In 1860 werd het "Waterproject" van stadsarchitect Rose afgerond. Dit project beoogde de doorspoeling van het grachtenstelsel van de Rotterdamse binnenstad te verbeteren om het hoofd te bieden aan de vele epidemieen van cholera die de stad teisterden. Het effect van het project was dat de loop van de rivier de Rotte door de stad werd afgesloten, wat betekende dat het water van de Rotte vanaf dat moment alleen via het boezemstelsel en de Delfsche Vaart in de Maas afgevoerd kon worden. Aangezien de Delftsche Vaart ook een deel van het water van de Schie afvoerde, kon het Hoogheemraadschap niet anders dan besluiten het boezemstelsel ten oosten van de stad te verbeteren. In 1870 werd daartoe op de plaats van de Kostverlorenmolen een nieuw stoom-schepradgemaal gebouwd; het stoomgemaal Kostverloren.
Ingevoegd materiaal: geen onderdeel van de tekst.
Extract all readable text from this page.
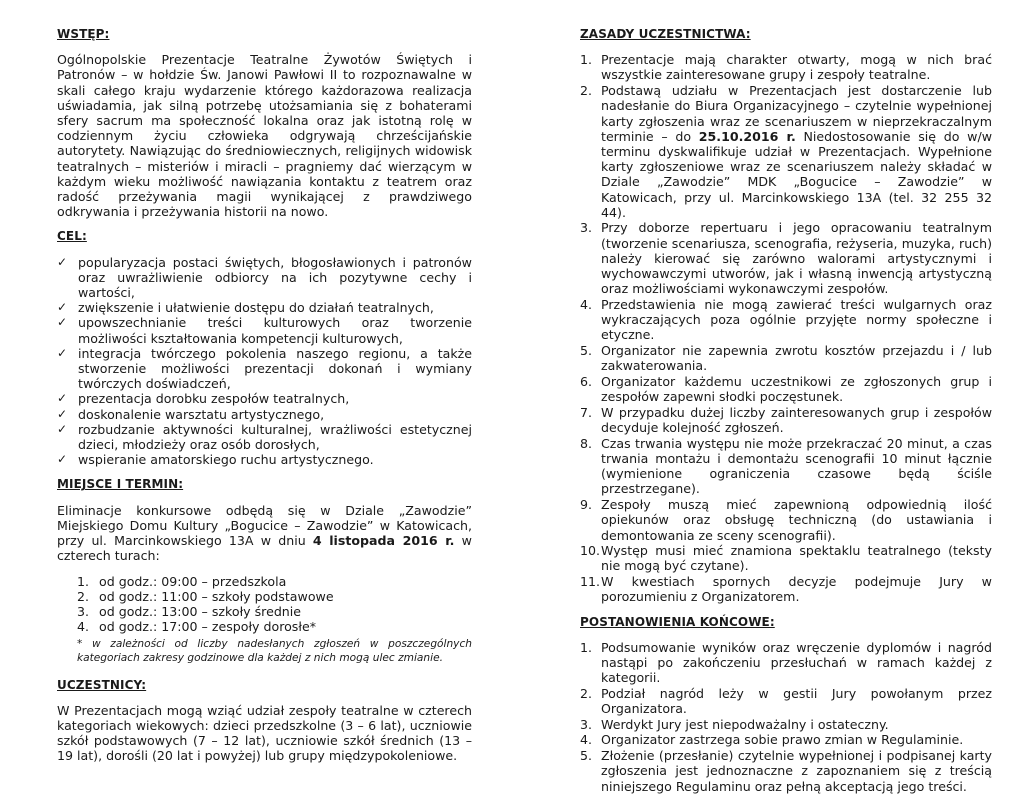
WSTĘP:

Ogólnopolskie Prezentacje Teatralne Żywotów Świętych i Patronów – w hołdzie Św. Janowi Pawłowi II to rozpoznawalne w skali całego kraju wydarzenie którego każdorazowa realizacja uświadamia, jak silną potrzebę utożsamiania się z bohaterami sfery sacrum ma społeczność lokalna oraz jak istotną rolę w codziennym życiu człowieka odgrywają chrześcijańskie autorytety. Nawiązując do średniowiecznych, religijnych widowisk teatralnych – misteriów i miracli – pragniemy dać wierzącym w każdym wieku możliwość nawiązania kontaktu z teatrem oraz radość przeżywania magii wynikającej z prawdziwego odkrywania i przeżywania historii na nowo.

CEL:
✓ popularyzacja postaci świętych, błogosławionych i patronów oraz uwrażliwienie odbiorcy na ich pozytywne cechy i wartości,
✓ zwiększenie i ułatwienie dostępu do działań teatralnych,
✓ upowszechnianie treści kulturowych oraz tworzenie możliwości kształtowania kompetencji kulturowych,
✓ integracja twórczego pokolenia naszego regionu, a także stworzenie możliwości prezentacji dokonań i wymiany twórczych doświadczeń,
✓ prezentacja dorobku zespołów teatralnych,
✓ doskonalenie warsztatu artystycznego,
✓ rozbudzanie aktywności kulturalnej, wrażliwości estetycznej dzieci, młodzieży oraz osób dorosłych,
✓ wspieranie amatorskiego ruchu artystycznego.
MIEJSCE I TERMIN:

Eliminacje konkursowe odbędą się w Dziale „Zawodzie” Miejskiego Domu Kultury „Bogucice – Zawodzie” w Katowicach, przy ul. Marcinkowskiego 13A w dniu 4 listopada 2016 r. w czterech turach:

1. od godz.: 09:00 – przedszkola
2. od godz.: 11:00 – szkoły podstawowe
3. od godz.: 13:00 – szkoły średnie
4. od godz.: 17:00 – zespoły dorosłe*

* w zależności od liczby nadesłanych zgłoszeń w poszczególnych kategoriach zakresy godzinowe dla każdej z nich mogą ulec zmianie.

UCZESTNICY:

W Prezentacjach mogą wziąć udział zespoły teatralne w czterech kategoriach wiekowych: dzieci przedszkolne (3 – 6 lat), uczniowie szkół podstawowych (7 – 12 lat), uczniowie szkół średnich (13 – 19 lat), dorośli (20 lat i powyżej) lub grupy międzypokoleniowe.

ZASADY UCZESTNICTWA:
1. Prezentacje mają charakter otwarty, mogą w nich brać wszystkie zainteresowane grupy i zespoły teatralne.
2. Podstawą udziału w Prezentacjach jest dostarczenie lub nadesłanie do Biura Organizacyjnego – czytelnie wypełnionej karty zgłoszenia wraz ze scenariuszem w nieprzekraczalnym terminie – do 25.10.2016 r. Niedostosowanie się do w/w terminu dyskwalifikuje udział w Prezentacjach. Wypełnione karty zgłoszeniowe wraz ze scenariuszem należy składać w Dziale „Zawodzie” MDK „Bogucice – Zawodzie” w Katowicach, przy ul. Marcinkowskiego 13A (tel. 32 255 32 44).
3. Przy doborze repertuaru i jego opracowaniu teatralnym (tworzenie scenariusza, scenografia, reżyseria, muzyka, ruch) należy kierować się zarówno walorami artystycznymi i wychowawczymi utworów, jak i własną inwencją artystyczną oraz możliwościami wykonawczymi zespołów.
4. Przedstawienia nie mogą zawierać treści wulgarnych oraz wykraczających poza ogólnie przyjęte normy społeczne i etyczne.
5. Organizator nie zapewnia zwrotu kosztów przejazdu i / lub zakwaterowania.
6. Organizator każdemu uczestnikowi ze zgłoszonych grup i zespołów zapewni słodki poczęstunek.
7. W przypadku dużej liczby zainteresowanych grup i zespołów decyduje kolejność zgłoszeń.
8. Czas trwania występu nie może przekraczać 20 minut, a czas trwania montażu i demontażu scenografii 10 minut łącznie (wymienione ograniczenia czasowe będą ściśle przestrzegane).
9. Zespoły muszą mieć zapewnioną odpowiednią ilość opiekunów oraz obsługę techniczną (do ustawiania i demontowania ze sceny scenografii).
10. Występ musi mieć znamiona spektaklu teatralnego (teksty nie mogą być czytane).
11. W kwestiach spornych decyzje podejmuje Jury w porozumieniu z Organizatorem.
POSTANOWIENIA KOŃCOWE:
1. Podsumowanie wyników oraz wręczenie dyplomów i nagród nastąpi po zakończeniu przesłuchań w ramach każdej z kategorii.
2. Podział nagród leży w gestii Jury powołanym przez Organizatora.
3. Werdykt Jury jest niepodważalny i ostateczny.
4. Organizator zastrzega sobie prawo zmian w Regulaminie.
5. Złożenie (przesłanie) czytelnie wypełnionej i podpisanej karty zgłoszenia jest jednoznaczne z zapoznaniem się z treścią niniejszego Regulaminu oraz pełną akceptacją jego treści.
De wateraanvoer vond plaats via de Slaak (Hoge Boezem) en het gemaal loosde op de Kolk (voorheen aangeduid als Kom), die via de oude uitwateringssluis op het Boerengat loosde.
Omdat de betrouwbaarheid van de afwatering ook daarna nog te wensen overliet, vormde de noodzaak om de installaties van het gemaal te vervangen aan het einde van de 19e eeuw de aanleiding om in algemene zin te bekijken welke mogelijkheden er waren om de waterhuishouding te verbeteren. Dit resulteerde uiteidelijk in de stichting van het Oostelijk stoomgemaal van Schieland aan de Admiraliteitskade. na de oplevering van dit gemaal werd het stoomgemaal Kostverloren in 1899 gesloopt.